Girl in Translation is the story of a young, impoverished immigrant from Hong Kong. I may be wrong, but it reads as if it were less a novel than a barely fictionalized autobiography (Jean Kwok, the author, made her way from an unheated tenement to Harvard; Kimberley Chang, the central figure, escaped to Yale.) Mutatis mutandis, and all that. It's a familiar kind of work: a bildungsroman, of course, but also an immigrant novel, a coming-of-age adventure, and thanks to an inartistic tacked-on ending, an H. Alger rags-to-riches saga. Sometimes I felt that I was reading a century-later re-imagining of A Tree Grows in Brooklyn, things Irish replaced with things Chinese -- except that there is not a single tree in this novel's bleak landscape, not even a symbolic one. Plus ca change, plus de meme chose.

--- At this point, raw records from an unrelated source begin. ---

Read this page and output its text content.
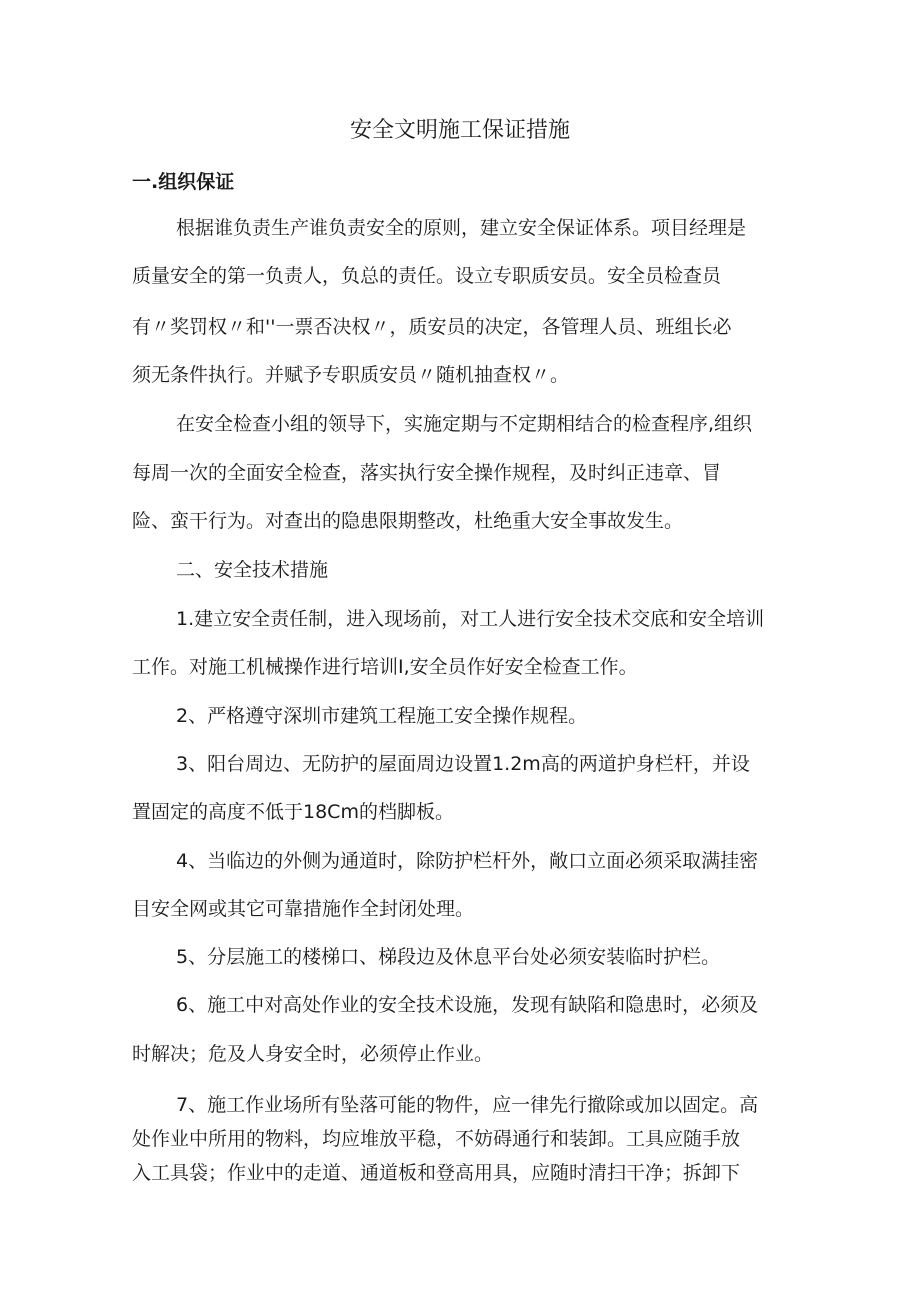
安全文明施工保证措施
一.组织保证

根据谁负责生产谁负责安全的原则，建立安全保证体系。项目经理是

质量安全的第一负责人，负总的责任。设立专职质安员。安全员检查员

有〃奖罚权〃和''一票否决权〃，质安员的决定，各管理人员、班组长必

须无条件执行。并赋予专职质安员〃随机抽查权〃。

在安全检查小组的领导下，实施定期与不定期相结合的检查程序,组织

每周一次的全面安全检查，落实执行安全操作规程，及时纠正违章、冒

险、蛮干行为。对查出的隐患限期整改，杜绝重大安全事故发生。

二、安全技术措施

1.建立安全责任制，进入现场前，对工人进行安全技术交底和安全培训

工作。对施工机械操作进行培训I,安全员作好安全检查工作。

2、严格遵守深圳市建筑工程施工安全操作规程。

3、阳台周边、无防护的屋面周边设置1.2m高的两道护身栏杆，并设

置固定的高度不低于18Cm的档脚板。

4、当临边的外侧为通道时，除防护栏杆外，敞口立面必须采取满挂密

目安全网或其它可靠措施作全封闭处理。

5、分层施工的楼梯口、梯段边及休息平台处必须安装临时护栏。

6、施工中对高处作业的安全技术设施，发现有缺陷和隐患时，必须及

时解决；危及人身安全时，必须停止作业。

7、施工作业场所有坠落可能的物件，应一律先行撤除或加以固定。高

处作业中所用的物料，均应堆放平稳，不妨碍通行和装卸。工具应随手放

入工具袋；作业中的走道、通道板和登高用具，应随时清扫干净；拆卸下
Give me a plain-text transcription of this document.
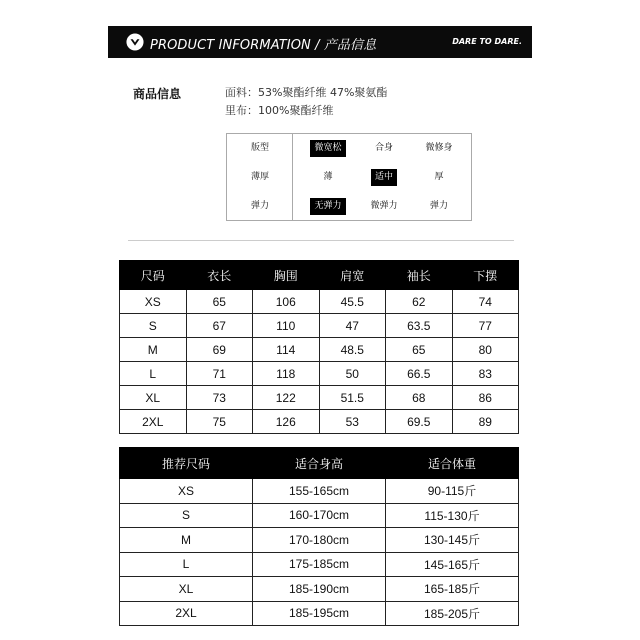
PRODUCT INFORMATION / 产品信息	DARE TO DARE.
商品信息	面料：53%聚酯纤维 47%聚氨酯
里布：100%聚酯纤维
版型	微宽松	合身	微修身
薄厚	薄	适中	厚
弹力	无弹力	微弹力	弹力
尺码	衣长	胸围	肩宽	袖长	下摆
XS	65	106	45.5	62	74
S	67	110	47	63.5	77
M	69	114	48.5	65	80
L	71	118	50	66.5	83
XL	73	122	51.5	68	86
2XL	75	126	53	69.5	89
推荐尺码	适合身高	适合体重
XS	155-165cm	90-115斤
S	160-170cm	115-130斤
M	170-180cm	130-145斤
L	175-185cm	145-165斤
XL	185-190cm	165-185斤
2XL	185-195cm	185-205斤
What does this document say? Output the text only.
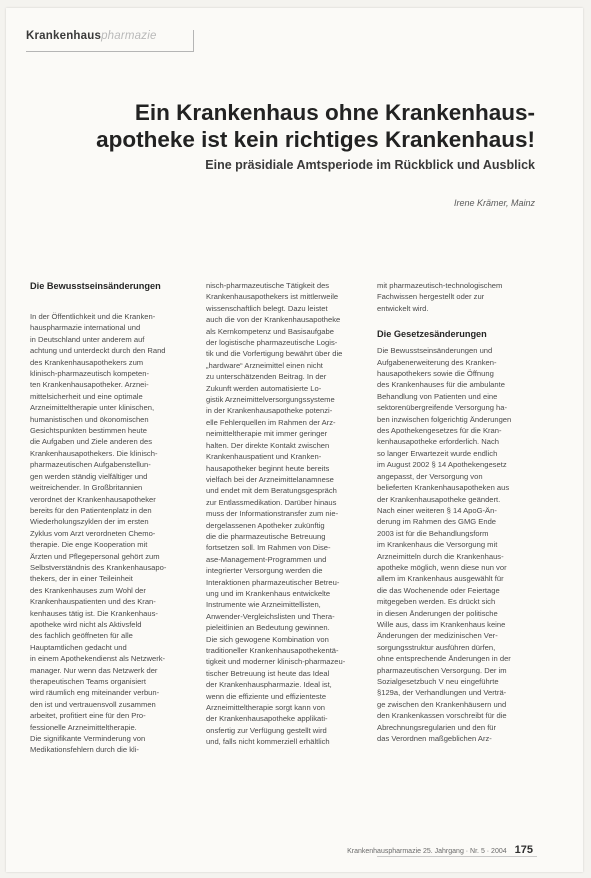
Krankenhauspharmazie
Ein Krankenhaus ohne Krankenhaus-
apotheke ist kein richtiges Krankenhaus!
Eine präsidiale Amtsperiode im Rückblick und Ausblick
Irene Krämer, Mainz
Die Bewusstseinsänderungen
In der Öffentlichkeit und die Kranken-
hauspharmazie international und
in Deutschland unter anderem auf
achtung und unterdeckt durch den Rand
des Krankenhausapothekers zum
klinisch-pharmazeutisch kompeten-
ten Krankenhausapotheker. Arznei-
mittelsicherheit und eine optimale
Arzneimitteltherapie unter klinischen,
humanistischen und ökonomischen
Gesichtspunkten bestimmen heute
die Aufgaben und Ziele anderen des
Krankenhausapothekers. Die klinisch-
pharmazeutischen Aufgabenstellun-
gen werden ständig vielfältiger und
weitreichender. In Großbritannien
verordnet der Krankenhausapotheker
bereits für den Patientenplatz in den
Wiederholungszyklen der im ersten
Zyklus vom Arzt verordneten Chemo-
therapie. Die enge Kooperation mit
Ärzten und Pflegepersonal gehört zum
Selbstverständnis des Krankenhausapo-
thekers, der in einer Teileinheit
des Krankenhauses zum Wohl der
Krankenhauspatienten und des Kran-
kenhauses tätig ist. Die Krankenhaus-
apotheke wird nicht als Aktivsfeld
des fachlich geöffneten für alle
Hauptamtlichen gedacht und
in einem Apothekendienst als Netzwerk-
manager. Nur wenn das Netzwerk der
therapeutischen Teams organisiert
wird räumlich eng miteinander verbun-
den ist und vertrauensvoll zusammen
arbeitet, profitiert eine für den Pro-
fessionelle Arzneimitteltherapie.
Die signifikante Verminderung von
Medikationsfehlern durch die kli-
nisch-pharmazeutische Tätigkeit des
Krankenhausapothekers ist mittlerweile
wissenschaftlich belegt. Dazu leistet
auch die von der Krankenhausapotheke
als Kernkompetenz und Basisaufgabe
der logistische pharmazeutische Logis-
tik und die Vorfertigung bewährt über die
„hardware“ Arzneimittel einen nicht
zu unterschätzenden Beitrag. In der
Zukunft werden automatisierte Lo-
gistik Arzneimittelversorgungssysteme
in der Krankenhausapotheke potenzi-
elle Fehlerquellen im Rahmen der Arz-
neimitteltherapie mit immer geringer
halten. Der direkte Kontakt zwischen
Krankenhauspatient und Kranken-
hausapotheker beginnt heute bereits
vielfach bei der Arzneimittelanamnese
und endet mit dem Beratungsgespräch
zur Entlassmedikation. Darüber hinaus
muss der Informationstransfer zum nie-
dergelassenen Apotheker zukünftig
die die pharmazeutische Betreuung
fortsetzen soll. Im Rahmen von Dise-
ase-Management-Programmen und
integrierter Versorgung werden die
Interaktionen pharmazeutischer Betreu-
ung und im Krankenhaus entwickelte
Instrumente wie Arzneimittellisten,
Anwender-Vergleichslisten und Thera-
pieleitlinien an Bedeutung gewinnen.
Die sich gewogene Kombination von
traditioneller Krankenhausapothekentä-
tigkeit und moderner klinisch-pharmazeu-
tischer Betreuung ist heute das Ideal
der Krankenhauspharmazie. Ideal ist,
wenn die effiziente und effizienteste
Arzneimitteltherapie sorgt kann von
der Krankenhausapotheke applikati-
onsfertig zur Verfügung gestellt wird
und, falls nicht kommerziell erhältlich
mit pharmazeutisch-technologischem
Fachwissen hergestellt oder zur
entwickelt wird.
Die Gesetzesänderungen
Die Bewusstseinsänderungen und
Aufgabenerweiterung des Kranken-
hausapothekers sowie die Öffnung
des Krankenhauses für die ambulante
Behandlung von Patienten und eine
sektorenübergreifende Versorgung ha-
ben inzwischen folgerichtig Änderungen
des Apothekengesetzes für die Kran-
kenhausapotheke erforderlich. Nach
so langer Erwartezeit wurde endlich
im August 2002 § 14 Apothekengesetz
angepasst, der Versorgung von
belieferten Krankenhausapotheken aus
der Krankenhausapotheke geändert.
Nach einer weiteren § 14 ApoG-Än-
derung im Rahmen des GMG Ende
2003 ist für die Behandlungsform
im Krankenhaus die Versorgung mit
Arzneimitteln durch die Krankenhaus-
apotheke möglich, wenn diese nun vor
allem im Krankenhaus ausgewählt für
die das Wochenende oder Feiertage
mitgegeben werden. Es drückt sich
in diesen Änderungen der politische
Wille aus, dass im Krankenhaus keine
Änderungen der medizinischen Ver-
sorgungsstruktur ausführen dürfen,
ohne entsprechende Änderungen in der
pharmazeutischen Versorgung. Der im
Sozialgesetzbuch V neu eingeführte
§129a, der Verhandlungen und Verträ-
ge zwischen den Krankenhäusern und
den Krankenkassen vorschreibt für die
Abrechnungsregularien und den für
das Verordnen maßgeblichen Arz-
Krankenhauspharmazie 25. Jahrgang · Nr. 5 · 2004 175
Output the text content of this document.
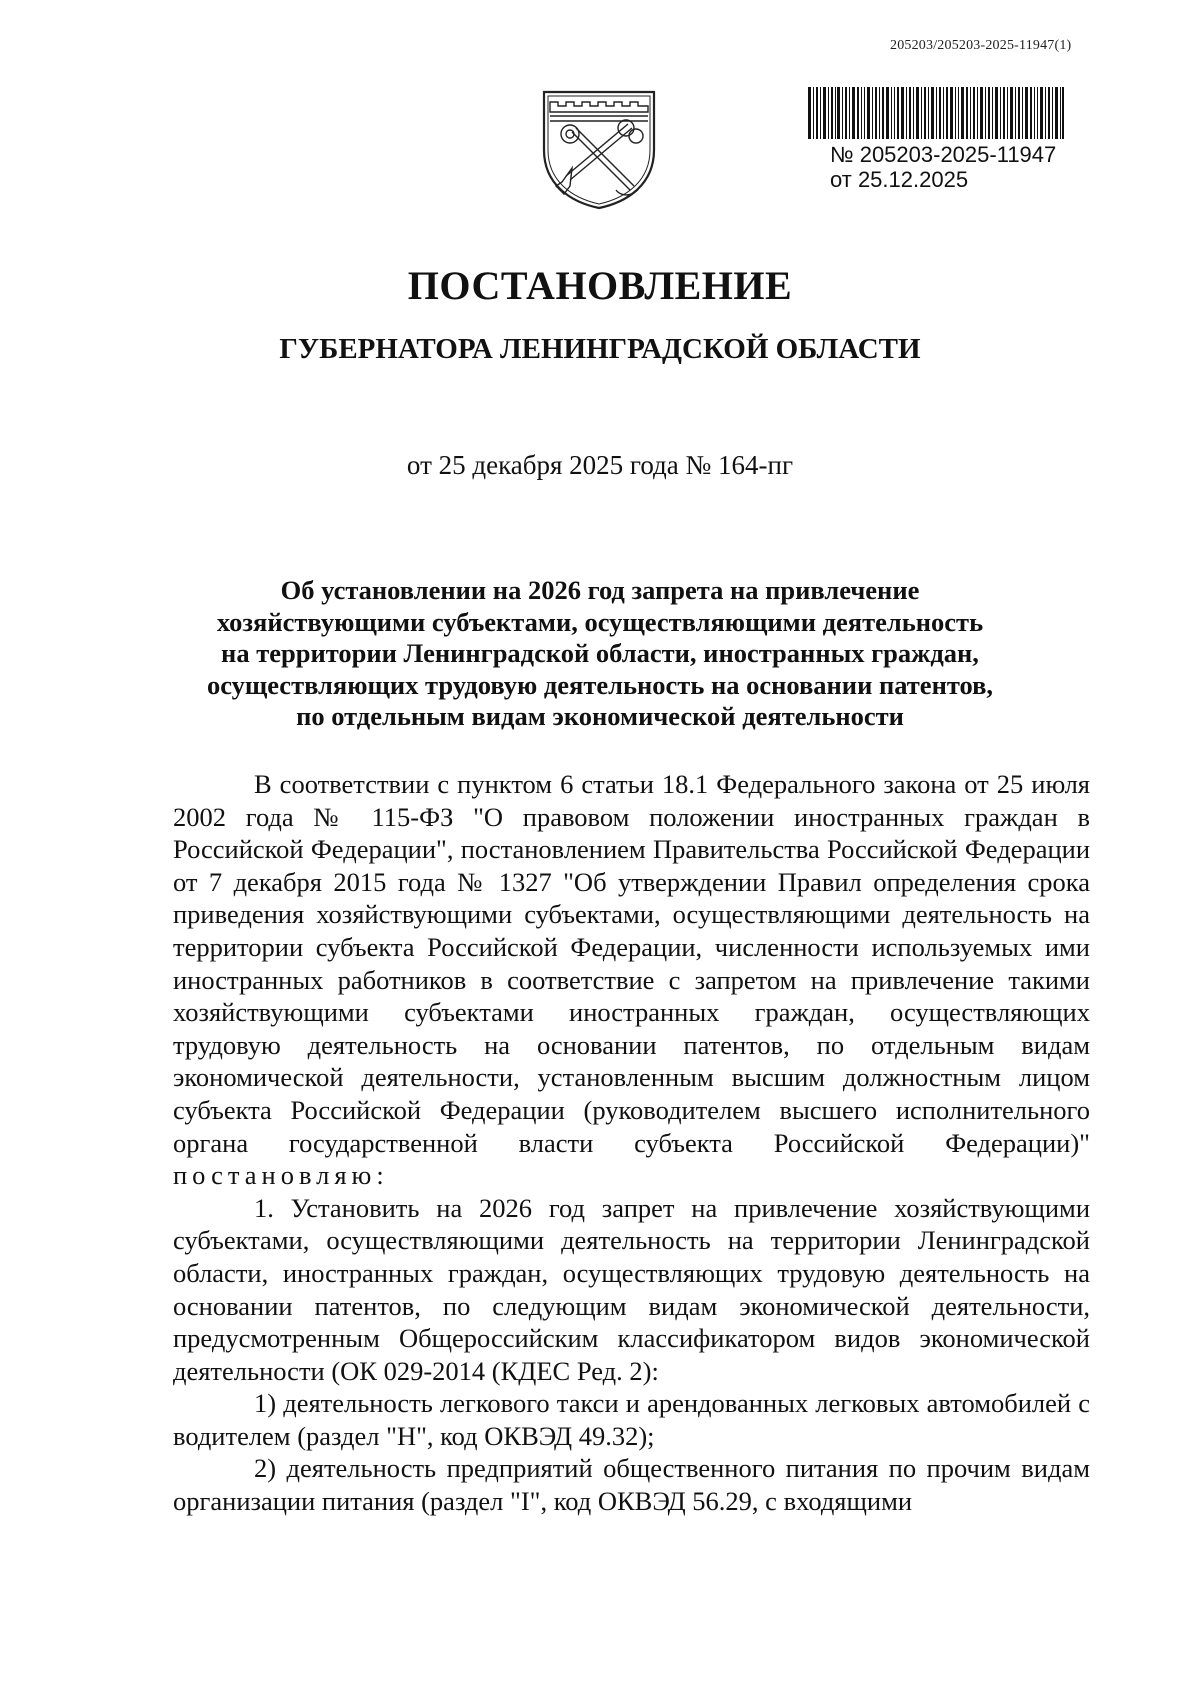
205203/205203-2025-11947(1)
№ 205203-2025-11947
от 25.12.2025
ПОСТАНОВЛЕНИЕ
ГУБЕРНАТОРА ЛЕНИНГРАДСКОЙ ОБЛАСТИ
от 25 декабря 2025 года № 164-пг
Об установлении на 2026 год запрета на привлечение
хозяйствующими субъектами, осуществляющими деятельность
на территории Ленинградской области, иностранных граждан,
осуществляющих трудовую деятельность на основании патентов,
по отдельным видам экономической деятельности

В соответствии с пунктом 6 статьи 18.1 Федерального закона от 25 июля 2002 года № 115-ФЗ "О правовом положении иностранных граждан в Российской Федерации", постановлением Правительства Российской Федерации от 7 декабря 2015 года № 1327 "Об утверждении Правил определения срока приведения хозяйствующими субъектами, осуществляющими деятельность на территории субъекта Российской Федерации, численности используемых ими иностранных работников в соответствие с запретом на привлечение такими хозяйствующими субъектами иностранных граждан, осуществляющих трудовую деятельность на основании патентов, по отдельным видам экономической деятельности, установленным высшим должностным лицом субъекта Российской Федерации (руководителем высшего исполнительного органа государственной власти субъекта Российской Федерации)" постановляю:

1. Установить на 2026 год запрет на привлечение хозяйствующими субъектами, осуществляющими деятельность на территории Ленинградской области, иностранных граждан, осуществляющих трудовую деятельность на основании патентов, по следующим видам экономической деятельности, предусмотренным Общероссийским классификатором видов экономической деятельности (ОК 029-2014 (КДЕС Ред. 2):

1) деятельность легкового такси и арендованных легковых автомобилей с водителем (раздел "H", код ОКВЭД 49.32);

2) деятельность предприятий общественного питания по прочим видам организации питания (раздел "I", код ОКВЭД 56.29, с входящими
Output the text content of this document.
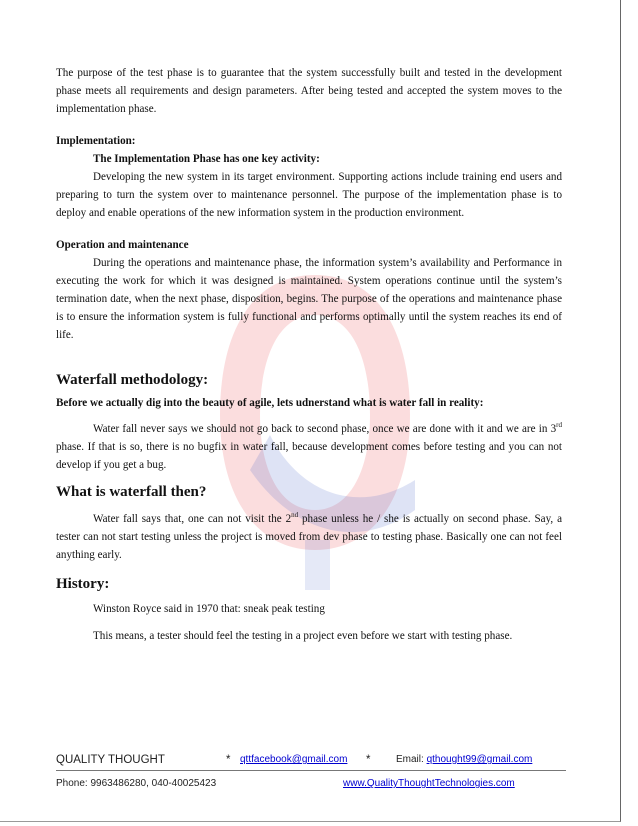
The purpose of the test phase is to guarantee that the system successfully built and tested in the development phase meets all requirements and design parameters. After being tested and accepted the system moves to the implementation phase.

Implementation:

The Implementation Phase has one key activity:

Developing the new system in its target environment. Supporting actions include training end users and preparing to turn the system over to maintenance personnel. The purpose of the implementation phase is to deploy and enable operations of the new information system in the production environment.

Operation and maintenance

During the operations and maintenance phase, the information system’s availability and Performance in executing the work for which it was designed is maintained. System operations continue until the system’s termination date, when the next phase, disposition, begins. The purpose of the operations and maintenance phase is to ensure the information system is fully functional and performs optimally until the system reaches its end of life.

Waterfall methodology:

Before we actually dig into the beauty of agile, lets udnerstand what is water fall in reality:

Water fall never says we should not go back to second phase, once we are done with it and we are in 3rd phase. If that is so, there is no bugfix in water fall, because development comes before testing and you can not develop if you get a bug.

What is waterfall then?

Water fall says that, one can not visit the 2nd phase unless he / she is actually on second phase. Say, a tester can not start testing unless the project is moved from dev phase to testing phase. Basically one can not feel anything early.

History:

Winston Royce said in 1970 that: sneak peak testing

This means, a tester should feel the testing in a project even before we start with testing phase.

QUALITY THOUGHT	* qttfacebook@gmail.com *	Email: qthought99@gmail.com
Phone: 9963486280, 040-40025423	www.QualityThoughtTechnologies.com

While it's not original or innovative, nor written with any particular flair, Girl in Translation is nevertheless valuable for the world it opens up to us. Plus it's on the whole uplifting, even if there are some unfortunate moments in which "triumphant" shades over into "triumphalist."
There's not much to admire about the Brooklyn of this novel; it's an unpleasant place. Manhattan's Chinatown, where much of the action takes place, is no better.